Investigating soil physicochemical factors influencing trace element contamination at the semi-urban-rural home gardening interfaces on the Fiji Islands

Abstract

Due to its ecological and public health implications, home gardening soil pollution is challenging. However, the physicochemical factors of trace element pollution in semi-urban-rural home gardening soil interfaces in Fiji are unclear. Self-organizing map (SOM), chemometrics, compositional data analysis (CDA), and soil quality indices were used to evaluate spatial patterns, contamination characteristics, sources, and factors affecting trace element contamination in 55 soil samples from semi-urban and rural Fiji. The average contents of diethylenetriaminepentaacetic acid (DTPA)-extractable forms of trace element levels (mg/kg) increased in rural areas as Fe (55.7) > Mn (40.4) > Zn (9.4) > Cu (5.9) and semi-urban areas as Fe (55.2) > Zn (35.9) > Mn (37.1) > Cu (16.1). Rural soils have less ecological risks to home gardening than semi-urban soils. SOM and CDA analysis showed four spatial clusters: clusters 1 and 3 are natural geogenic in rural regions while clusters 2 and 4 are human-induced non-point sources in semi-urban areas. Principal component analysis (PCA) and hierarchical cluster analysis showed that semi-urban Cu-Zn was more affected by manufacturing emissions or fertilization, whereas rural Fe-Mn was more likely to be lithogenic.
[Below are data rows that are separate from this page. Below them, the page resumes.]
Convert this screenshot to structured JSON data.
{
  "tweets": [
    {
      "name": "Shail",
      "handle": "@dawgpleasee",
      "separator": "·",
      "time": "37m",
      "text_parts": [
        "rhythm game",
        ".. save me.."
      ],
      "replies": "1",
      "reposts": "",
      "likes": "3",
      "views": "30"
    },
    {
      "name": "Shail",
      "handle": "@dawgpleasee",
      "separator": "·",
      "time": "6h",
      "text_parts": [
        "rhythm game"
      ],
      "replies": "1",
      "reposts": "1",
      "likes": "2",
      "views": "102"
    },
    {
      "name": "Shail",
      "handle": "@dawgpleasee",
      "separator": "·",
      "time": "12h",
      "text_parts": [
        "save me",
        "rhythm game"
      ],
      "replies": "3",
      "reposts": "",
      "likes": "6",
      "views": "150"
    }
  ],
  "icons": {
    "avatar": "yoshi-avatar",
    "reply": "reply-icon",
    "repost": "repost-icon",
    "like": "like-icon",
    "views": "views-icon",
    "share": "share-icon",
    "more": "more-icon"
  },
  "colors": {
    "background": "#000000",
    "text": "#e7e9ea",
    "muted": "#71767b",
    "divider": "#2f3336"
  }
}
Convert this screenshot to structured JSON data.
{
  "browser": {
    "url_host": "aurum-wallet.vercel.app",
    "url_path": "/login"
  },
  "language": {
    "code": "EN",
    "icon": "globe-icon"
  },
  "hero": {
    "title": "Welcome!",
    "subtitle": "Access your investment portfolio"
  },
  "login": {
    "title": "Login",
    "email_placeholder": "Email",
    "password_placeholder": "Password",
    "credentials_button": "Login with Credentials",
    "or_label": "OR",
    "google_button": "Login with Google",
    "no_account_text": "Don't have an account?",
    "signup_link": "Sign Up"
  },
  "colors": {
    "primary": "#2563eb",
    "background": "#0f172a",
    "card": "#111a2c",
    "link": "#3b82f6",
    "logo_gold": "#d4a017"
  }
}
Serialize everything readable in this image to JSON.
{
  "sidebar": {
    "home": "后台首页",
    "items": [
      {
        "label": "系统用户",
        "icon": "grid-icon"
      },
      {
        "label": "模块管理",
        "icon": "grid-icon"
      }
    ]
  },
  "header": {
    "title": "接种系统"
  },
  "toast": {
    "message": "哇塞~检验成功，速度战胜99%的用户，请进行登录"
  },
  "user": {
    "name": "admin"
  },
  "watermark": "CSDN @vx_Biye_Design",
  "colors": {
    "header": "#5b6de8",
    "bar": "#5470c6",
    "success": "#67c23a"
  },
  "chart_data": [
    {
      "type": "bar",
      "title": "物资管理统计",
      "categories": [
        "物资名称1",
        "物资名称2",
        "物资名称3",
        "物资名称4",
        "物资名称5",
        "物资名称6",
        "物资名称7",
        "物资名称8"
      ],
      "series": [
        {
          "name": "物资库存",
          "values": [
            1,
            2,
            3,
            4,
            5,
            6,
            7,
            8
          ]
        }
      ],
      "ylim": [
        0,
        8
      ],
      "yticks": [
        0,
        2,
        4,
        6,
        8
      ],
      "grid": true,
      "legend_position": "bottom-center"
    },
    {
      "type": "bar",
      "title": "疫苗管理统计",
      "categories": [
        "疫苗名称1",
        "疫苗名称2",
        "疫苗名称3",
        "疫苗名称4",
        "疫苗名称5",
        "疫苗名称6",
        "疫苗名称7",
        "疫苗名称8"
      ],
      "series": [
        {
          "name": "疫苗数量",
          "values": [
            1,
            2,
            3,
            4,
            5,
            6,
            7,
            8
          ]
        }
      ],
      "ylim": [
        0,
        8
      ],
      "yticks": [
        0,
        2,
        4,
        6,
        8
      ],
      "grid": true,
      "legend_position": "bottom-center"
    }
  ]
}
The research found that pH and organic matter significantly affect Cu and Zn pollution in semi-urban soils (p < 0.05). For rural and semi-urban soils, trace element subsets explained 44 %–87 % of soil contamination changes using the stepwise regression model. These findings aid to establishing a primary database of eco-environmental risks and facilitate comprehensive strategies for assessing soil contamination and potential threats to food safety.